Random walks on symmetric groups
Let $S_n$ be the symmetric group on $n$ elements. Now, we pick a random transpositions to generate random walks on $S_n$ (also assume the probability of picking each transposition is equal of course). There are $n(n-1)/2$ transpositions. How many does is need on average (expectation) to get back to the identity $(1)$? Namely, what is the expectation step of a random walk on $S_n$ first hit the identity?
I could compute the case for 2,3, and 4. The expectations are simply 2, 6, 24. So I guess it is $n!$.
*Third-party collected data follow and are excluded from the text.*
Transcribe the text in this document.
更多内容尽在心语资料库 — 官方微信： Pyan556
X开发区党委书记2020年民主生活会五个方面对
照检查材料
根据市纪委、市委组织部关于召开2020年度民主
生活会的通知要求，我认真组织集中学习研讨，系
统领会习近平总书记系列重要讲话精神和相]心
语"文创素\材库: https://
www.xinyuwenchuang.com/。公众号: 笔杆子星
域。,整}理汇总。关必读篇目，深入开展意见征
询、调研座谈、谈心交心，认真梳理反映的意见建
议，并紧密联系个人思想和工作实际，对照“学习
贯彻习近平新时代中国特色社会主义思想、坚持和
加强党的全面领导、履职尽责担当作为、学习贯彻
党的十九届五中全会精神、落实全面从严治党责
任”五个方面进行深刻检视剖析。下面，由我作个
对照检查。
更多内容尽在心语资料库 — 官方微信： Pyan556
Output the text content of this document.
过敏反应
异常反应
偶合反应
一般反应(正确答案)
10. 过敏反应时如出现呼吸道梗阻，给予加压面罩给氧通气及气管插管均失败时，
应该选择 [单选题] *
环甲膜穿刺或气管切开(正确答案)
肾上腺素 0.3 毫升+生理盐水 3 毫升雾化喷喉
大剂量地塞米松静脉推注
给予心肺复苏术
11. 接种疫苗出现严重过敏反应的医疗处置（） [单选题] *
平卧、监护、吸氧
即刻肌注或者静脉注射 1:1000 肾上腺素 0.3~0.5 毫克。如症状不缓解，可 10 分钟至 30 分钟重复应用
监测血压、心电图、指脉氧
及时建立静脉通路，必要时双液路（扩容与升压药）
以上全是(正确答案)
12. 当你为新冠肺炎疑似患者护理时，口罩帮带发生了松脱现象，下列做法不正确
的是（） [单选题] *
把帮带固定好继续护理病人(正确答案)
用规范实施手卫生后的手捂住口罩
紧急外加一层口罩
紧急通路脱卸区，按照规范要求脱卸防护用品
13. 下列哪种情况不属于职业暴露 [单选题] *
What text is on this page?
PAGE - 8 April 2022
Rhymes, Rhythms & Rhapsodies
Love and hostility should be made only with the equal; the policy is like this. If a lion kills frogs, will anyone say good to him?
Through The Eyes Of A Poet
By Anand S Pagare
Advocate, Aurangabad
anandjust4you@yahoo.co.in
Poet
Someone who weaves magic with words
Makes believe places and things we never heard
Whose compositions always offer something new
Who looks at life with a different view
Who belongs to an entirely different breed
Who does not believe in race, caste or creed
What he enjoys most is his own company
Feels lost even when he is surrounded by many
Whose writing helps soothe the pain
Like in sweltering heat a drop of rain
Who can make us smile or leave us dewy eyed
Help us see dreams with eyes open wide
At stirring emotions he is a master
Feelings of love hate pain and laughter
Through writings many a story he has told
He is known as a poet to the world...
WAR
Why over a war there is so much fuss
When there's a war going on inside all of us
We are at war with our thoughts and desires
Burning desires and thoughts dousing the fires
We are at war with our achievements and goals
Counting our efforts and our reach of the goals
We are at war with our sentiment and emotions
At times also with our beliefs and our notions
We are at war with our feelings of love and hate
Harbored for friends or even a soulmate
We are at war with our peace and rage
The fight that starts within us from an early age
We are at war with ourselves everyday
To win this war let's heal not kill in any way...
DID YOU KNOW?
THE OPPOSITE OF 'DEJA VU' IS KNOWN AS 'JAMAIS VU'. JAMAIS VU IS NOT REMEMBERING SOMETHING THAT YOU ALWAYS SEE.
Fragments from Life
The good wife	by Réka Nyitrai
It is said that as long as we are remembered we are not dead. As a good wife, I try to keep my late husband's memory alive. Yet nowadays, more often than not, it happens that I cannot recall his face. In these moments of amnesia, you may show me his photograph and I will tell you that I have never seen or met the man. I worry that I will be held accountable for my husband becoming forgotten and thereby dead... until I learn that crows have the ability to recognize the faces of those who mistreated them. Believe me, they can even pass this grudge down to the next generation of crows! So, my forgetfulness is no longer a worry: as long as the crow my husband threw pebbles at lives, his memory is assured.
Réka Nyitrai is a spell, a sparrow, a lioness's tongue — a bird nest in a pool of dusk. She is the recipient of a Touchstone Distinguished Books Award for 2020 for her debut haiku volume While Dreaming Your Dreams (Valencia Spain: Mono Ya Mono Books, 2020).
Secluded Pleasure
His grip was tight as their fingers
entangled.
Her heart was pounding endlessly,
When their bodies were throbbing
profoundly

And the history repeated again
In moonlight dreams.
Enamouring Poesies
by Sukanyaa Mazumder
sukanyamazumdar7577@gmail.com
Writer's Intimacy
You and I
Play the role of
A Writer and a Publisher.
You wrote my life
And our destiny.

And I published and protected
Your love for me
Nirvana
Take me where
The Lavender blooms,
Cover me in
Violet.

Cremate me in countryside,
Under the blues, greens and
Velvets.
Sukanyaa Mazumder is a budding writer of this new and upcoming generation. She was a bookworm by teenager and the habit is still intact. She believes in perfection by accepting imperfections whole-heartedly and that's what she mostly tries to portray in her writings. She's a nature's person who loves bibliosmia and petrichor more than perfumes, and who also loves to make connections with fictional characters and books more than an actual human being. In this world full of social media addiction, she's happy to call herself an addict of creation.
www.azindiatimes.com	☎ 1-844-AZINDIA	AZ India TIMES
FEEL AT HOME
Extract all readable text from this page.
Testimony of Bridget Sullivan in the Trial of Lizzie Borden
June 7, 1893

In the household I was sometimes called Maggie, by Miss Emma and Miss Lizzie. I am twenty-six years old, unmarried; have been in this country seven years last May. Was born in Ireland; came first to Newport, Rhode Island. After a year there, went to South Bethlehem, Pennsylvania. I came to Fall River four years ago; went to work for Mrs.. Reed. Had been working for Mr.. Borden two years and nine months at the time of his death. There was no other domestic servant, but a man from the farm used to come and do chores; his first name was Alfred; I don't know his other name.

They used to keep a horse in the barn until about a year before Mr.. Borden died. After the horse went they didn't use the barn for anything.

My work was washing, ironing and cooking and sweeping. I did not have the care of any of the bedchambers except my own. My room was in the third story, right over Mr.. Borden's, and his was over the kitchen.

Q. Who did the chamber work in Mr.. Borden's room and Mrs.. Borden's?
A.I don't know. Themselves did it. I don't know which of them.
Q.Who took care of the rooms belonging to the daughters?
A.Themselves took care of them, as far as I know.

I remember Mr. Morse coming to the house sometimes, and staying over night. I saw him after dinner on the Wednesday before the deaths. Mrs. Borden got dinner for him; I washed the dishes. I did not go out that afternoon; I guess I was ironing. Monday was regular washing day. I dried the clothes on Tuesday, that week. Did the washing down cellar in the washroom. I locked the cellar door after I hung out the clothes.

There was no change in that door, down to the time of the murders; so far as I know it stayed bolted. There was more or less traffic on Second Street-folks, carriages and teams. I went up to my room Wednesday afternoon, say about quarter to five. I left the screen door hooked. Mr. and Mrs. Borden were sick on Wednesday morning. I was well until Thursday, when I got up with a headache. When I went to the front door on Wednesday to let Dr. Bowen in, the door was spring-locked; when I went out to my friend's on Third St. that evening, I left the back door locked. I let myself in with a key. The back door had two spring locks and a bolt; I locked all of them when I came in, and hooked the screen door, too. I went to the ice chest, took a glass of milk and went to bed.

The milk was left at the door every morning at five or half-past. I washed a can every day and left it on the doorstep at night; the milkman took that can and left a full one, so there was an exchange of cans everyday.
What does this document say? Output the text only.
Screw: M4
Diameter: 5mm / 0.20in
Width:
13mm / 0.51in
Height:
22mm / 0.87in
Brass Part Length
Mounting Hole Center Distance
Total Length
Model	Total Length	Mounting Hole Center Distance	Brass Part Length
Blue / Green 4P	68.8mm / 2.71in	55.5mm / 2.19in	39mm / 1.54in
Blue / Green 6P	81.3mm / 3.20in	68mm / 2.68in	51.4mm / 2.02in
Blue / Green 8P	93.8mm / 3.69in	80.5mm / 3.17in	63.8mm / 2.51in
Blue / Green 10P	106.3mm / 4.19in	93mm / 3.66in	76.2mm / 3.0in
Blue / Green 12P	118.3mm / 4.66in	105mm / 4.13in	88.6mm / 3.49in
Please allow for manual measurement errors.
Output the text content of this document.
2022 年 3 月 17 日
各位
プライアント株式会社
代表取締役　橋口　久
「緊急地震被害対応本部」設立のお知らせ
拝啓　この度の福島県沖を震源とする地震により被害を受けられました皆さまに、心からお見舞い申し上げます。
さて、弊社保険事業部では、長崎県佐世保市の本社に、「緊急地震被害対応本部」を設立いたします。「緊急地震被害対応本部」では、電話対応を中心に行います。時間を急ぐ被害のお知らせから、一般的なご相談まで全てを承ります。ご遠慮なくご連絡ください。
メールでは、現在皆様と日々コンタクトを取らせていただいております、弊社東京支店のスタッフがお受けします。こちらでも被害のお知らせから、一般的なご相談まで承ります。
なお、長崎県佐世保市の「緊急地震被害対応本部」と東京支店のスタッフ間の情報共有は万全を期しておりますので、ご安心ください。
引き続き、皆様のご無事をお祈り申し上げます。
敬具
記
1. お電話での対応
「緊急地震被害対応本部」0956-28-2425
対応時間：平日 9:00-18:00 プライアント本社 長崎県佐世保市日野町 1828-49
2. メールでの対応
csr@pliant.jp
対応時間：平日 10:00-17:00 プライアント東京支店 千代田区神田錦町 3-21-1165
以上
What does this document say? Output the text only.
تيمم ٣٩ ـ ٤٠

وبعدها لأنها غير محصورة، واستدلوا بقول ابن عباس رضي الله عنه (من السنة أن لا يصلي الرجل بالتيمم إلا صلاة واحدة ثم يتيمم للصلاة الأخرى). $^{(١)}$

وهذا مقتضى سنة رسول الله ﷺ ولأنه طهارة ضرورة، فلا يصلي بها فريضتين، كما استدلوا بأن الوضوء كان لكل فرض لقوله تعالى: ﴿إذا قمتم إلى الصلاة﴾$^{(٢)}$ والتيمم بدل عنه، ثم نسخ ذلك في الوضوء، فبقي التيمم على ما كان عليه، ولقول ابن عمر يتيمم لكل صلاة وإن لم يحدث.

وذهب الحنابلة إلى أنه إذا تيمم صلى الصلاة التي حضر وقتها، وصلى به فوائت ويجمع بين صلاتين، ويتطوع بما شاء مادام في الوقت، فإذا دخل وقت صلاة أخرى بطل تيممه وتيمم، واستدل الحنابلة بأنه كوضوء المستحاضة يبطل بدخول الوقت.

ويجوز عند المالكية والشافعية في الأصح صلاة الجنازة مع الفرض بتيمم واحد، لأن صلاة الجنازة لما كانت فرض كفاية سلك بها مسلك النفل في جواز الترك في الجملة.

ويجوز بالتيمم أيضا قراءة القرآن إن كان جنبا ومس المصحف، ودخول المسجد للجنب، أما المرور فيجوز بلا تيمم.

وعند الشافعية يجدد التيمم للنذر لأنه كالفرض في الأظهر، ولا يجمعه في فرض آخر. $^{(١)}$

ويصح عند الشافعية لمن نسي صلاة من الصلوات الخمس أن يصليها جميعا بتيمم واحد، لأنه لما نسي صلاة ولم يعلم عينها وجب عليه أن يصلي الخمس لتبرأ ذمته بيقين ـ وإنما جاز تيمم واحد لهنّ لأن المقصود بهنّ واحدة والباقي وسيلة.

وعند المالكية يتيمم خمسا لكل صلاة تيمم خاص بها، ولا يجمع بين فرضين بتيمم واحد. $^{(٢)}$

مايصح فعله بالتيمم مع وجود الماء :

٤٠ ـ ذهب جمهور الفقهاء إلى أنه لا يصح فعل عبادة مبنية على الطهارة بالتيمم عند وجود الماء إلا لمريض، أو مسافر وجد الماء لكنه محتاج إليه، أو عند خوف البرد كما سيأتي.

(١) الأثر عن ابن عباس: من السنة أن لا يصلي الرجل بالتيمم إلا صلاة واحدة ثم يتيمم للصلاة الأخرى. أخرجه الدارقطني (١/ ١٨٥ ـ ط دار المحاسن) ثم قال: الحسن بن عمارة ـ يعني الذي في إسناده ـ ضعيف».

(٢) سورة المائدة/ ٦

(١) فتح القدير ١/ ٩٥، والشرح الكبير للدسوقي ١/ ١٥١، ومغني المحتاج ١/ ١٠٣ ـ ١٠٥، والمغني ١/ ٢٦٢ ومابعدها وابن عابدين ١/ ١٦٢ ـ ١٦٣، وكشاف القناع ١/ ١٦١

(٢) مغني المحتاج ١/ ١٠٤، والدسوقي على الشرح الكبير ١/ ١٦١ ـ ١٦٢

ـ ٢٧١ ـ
In general, for an irreducible, aperiodic Markov process on a finite state space, the expected return time to a state $x$ is always the reciprocal of the unique steady state probability for $x$. To see this, let $T_0,T_1,T_2,\dots$ be the return times to $x$ when the Markov process starts at $x$, where we define $T_0=0$. Note that $${T_n\over n}=\frac1n\left[(T_1-T_0)+(T_2-T_1)+\dots+(T_n-T_{n-1})\right]$$ By the strong law of large numbers, $T_n/n\to E[T_1]$, the expected return time to $x$. On the other hand, $n/T_n$ is the proportion of visits to $x$ among the first $T_n$ steps of the process, since there were exactly $n$ visits. Since we assumed the process converges to a unique steady state vector, we must also have $n/T_n\to p_{\infty}(x)$.
Your random walk on $S_n$ is irreducible and aperiodic. Since symmetry implies the steady state probability for all group elements is equal, it must be $1/n!$ for each, so the expected return time for all elements is $n!$.